Der eigentliche Geschlechtsakt, die Kohabitation, braucht nach allem bisher Gesagten nur kurz besprochen zu werden. Ihre Grundvoraussetzung ist die genügende Erektion beim Mann – woraus sich, nebenbei bemerkt, bereits ergibt, daß schon hierin ein Motiv für so manche Triebabweichung gegeben ist. Mit Recht macht schon Anjel darauf aufmerksam, daß bei der sexuellen Erregung nicht bloß das Erektionszentrum erregt wird, sondern daß die Nervenerregung sich auf das ganze vasomotorische Nervensystem fortpflanzt. Beweis dafür ist die Schwellung der Organe beim sexuellen Akt, die Injektion der Konjunktiva, die Vergrößerung der Bulbi, die Erweiterung der Pupillen, das Herzklopfen (durch Lähmung der aus dem Halssympathikus stammenden vasomotorischen Herznerven, dadurch Erweiterung der Herzarterien und infolge der Wallungshyperämie stärkere Erregung der Herzganglien). Der Geschlechtsakt geht mit einem Wollustgefühl einher, das beim Manne durch Eintreten von Sperma durch die Ducti ejaculatorii in die Harnröhre (Urethra) angeregt sein dürfte, welcher Vorgang in der Regel, aber nicht immer, durch sensible Reizung der Genitalien, besonders der Glans penis, reflektorisch hervorgerufen wird. In keineswegs vereinzelten Fällen, so z. B. bei einer Reihe von Triebabweichungen, manchmal aber auch durch einen bewußten Willensakt, der die mit entsprechenden Vorstellungen versehene Phantasie zu diesem Zweck heranzieht, kann der ganze Prozeß auch ohne Reizung der Genitalien verlaufen. Das Wollustgefühl tritt beim Manne gewöhnlich früher auf als beim Weibe, schwillt zur Zeit der beginnenden Ejakulation lawinenartig an, erreicht seine Höhe im Moment der vollen Ejakulation und schwindet post ejaculationem rasch.

Beim Weibe tritt das Wollustgefühl langsam ansteigend auf und überdauert meist den Orgasmus.

Der entscheidende Vorgang bei der Kohabitation ist die Ejakulation, deren Mechanismus ja bereits besprochen wurde. Es ist nun eine sehr komplizierte und noch keineswegs gelöste Frage, wie eng die Verbindung zwischen Ejakulation und Wollustgefühl ist, und ob das Wollustgefühl durch die Ejakulation ausgelöst wird oder nicht. Moll betont mit Recht, daß man diese Verhältnisse überhaupt nicht ohne Berücksichtigung der Psyche verstehen könne, wofür unter anderem spricht, daß das volle Wollustgefühl meistens nur dann auftritt, wenn der der sexuellen Einstellung entsprechende Geschlechtsakt ausgeführt wird. Es gibt Fälle genug, in denen einwandfrei die Ejakulation eintritt, ohne daß überhaupt der Gipfel der Lust erreicht wird.

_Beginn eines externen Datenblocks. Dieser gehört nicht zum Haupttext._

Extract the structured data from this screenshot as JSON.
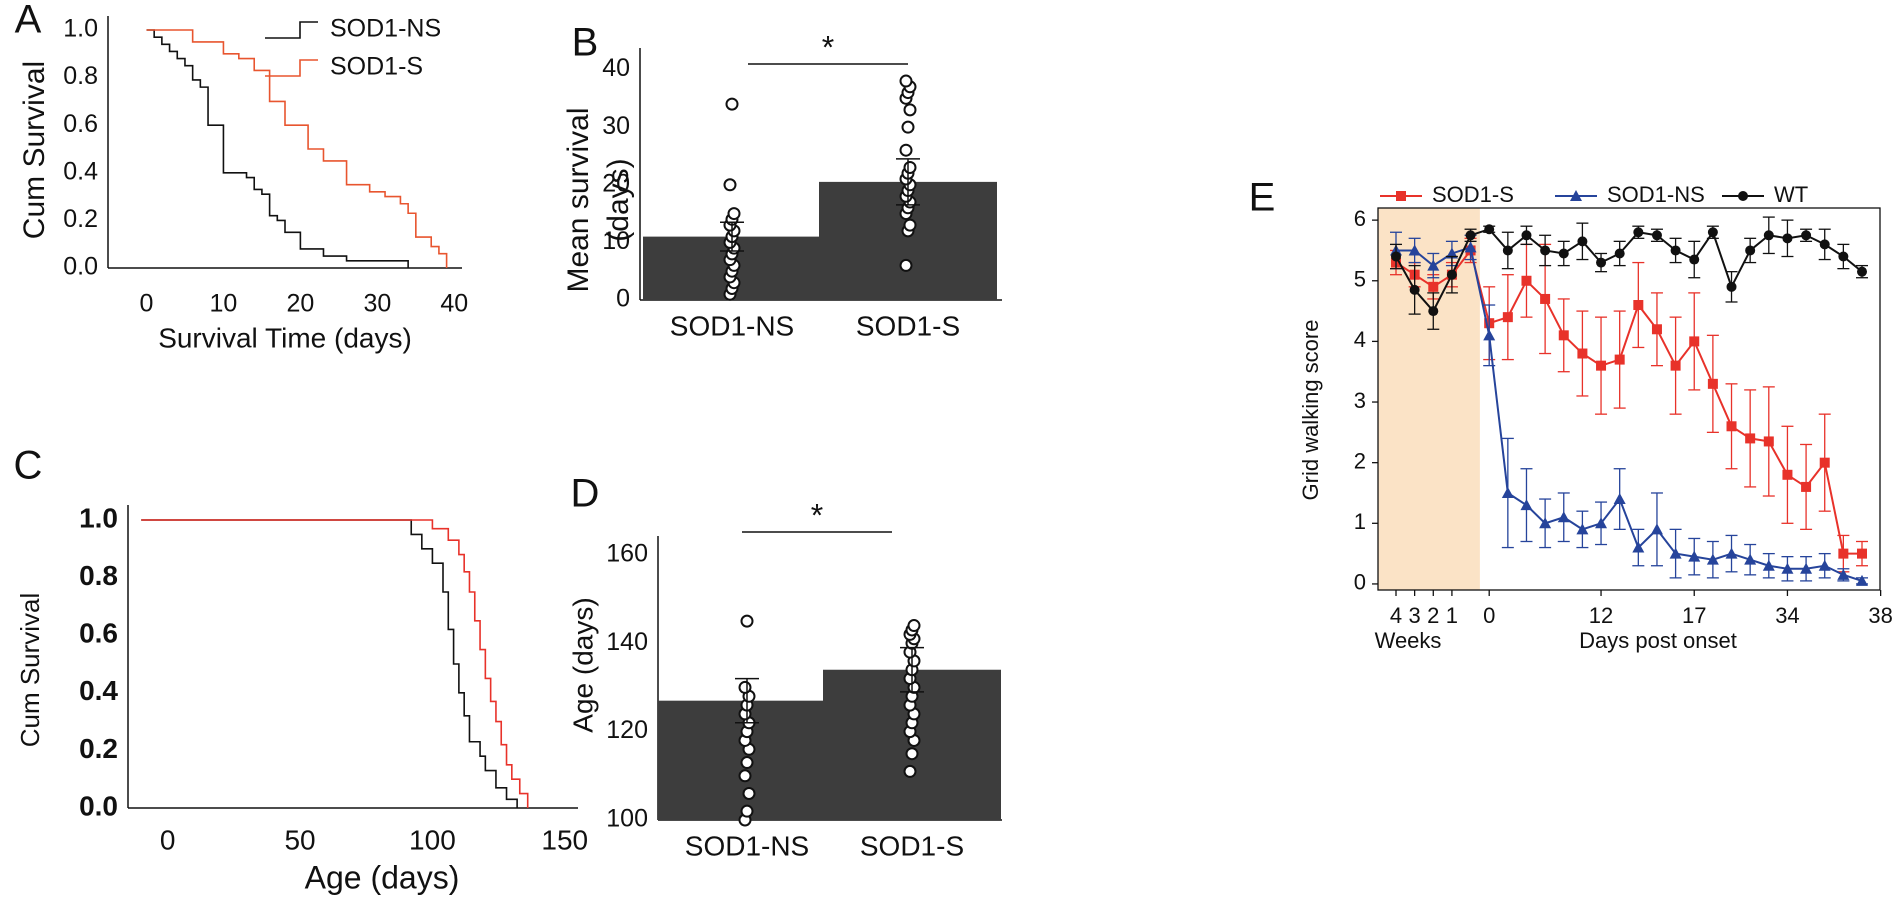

Der der Ejakulation beim Manne entsprechende Vorgang bei der Frau wurde bereits besprochen, so daß hier bloß nachzutragen ist, daß natürlich auch bei ihr an gleicher Stelle ein Reflexzentrum besteht – der Reizung der Glans penis beim Manne als auslösendem Moment der Ejakulation dürfte bei der Virgo intacta eine Reizung der Klitoris, beim reifen und liebeserfahrenen Weibe eine solche der Vagina entsprechen. Anders als beim Manne ist bei der Frau festgestellt, daß der entscheidende Faktor in einer oder mehreren krampfartigen Muskelkontraktionen im Bereich der Beckenmuskulatur besteht, wodurch die Anschauung Otto Adlers gestützt wird, der auch beim Manne die Kontraktion der Geschlechtsmuskulatur für wesentlich und die eigentliche Ejakulation für nebensächlich hält (sc. für den Orgasmus).

In einem Punkt unterscheiden sich beide Geschlechter: beim Mann kann, wie gesagt, die Ejakulation ohne Wollustgefühl ablaufen, beim Weibe hingegen ist jener Krampf der Beckenmuskeln (und die damit verbundene Schleimauspressung) stets mit der Wollustakme vergesellschaftet.

Mit dem vollzogenen Geschlechtsakt schwinden normalerweise Erektion und Libido sexualis, indem die psychische und geschlechtliche Erregung einer behaglichen Erschlaffung Platz macht.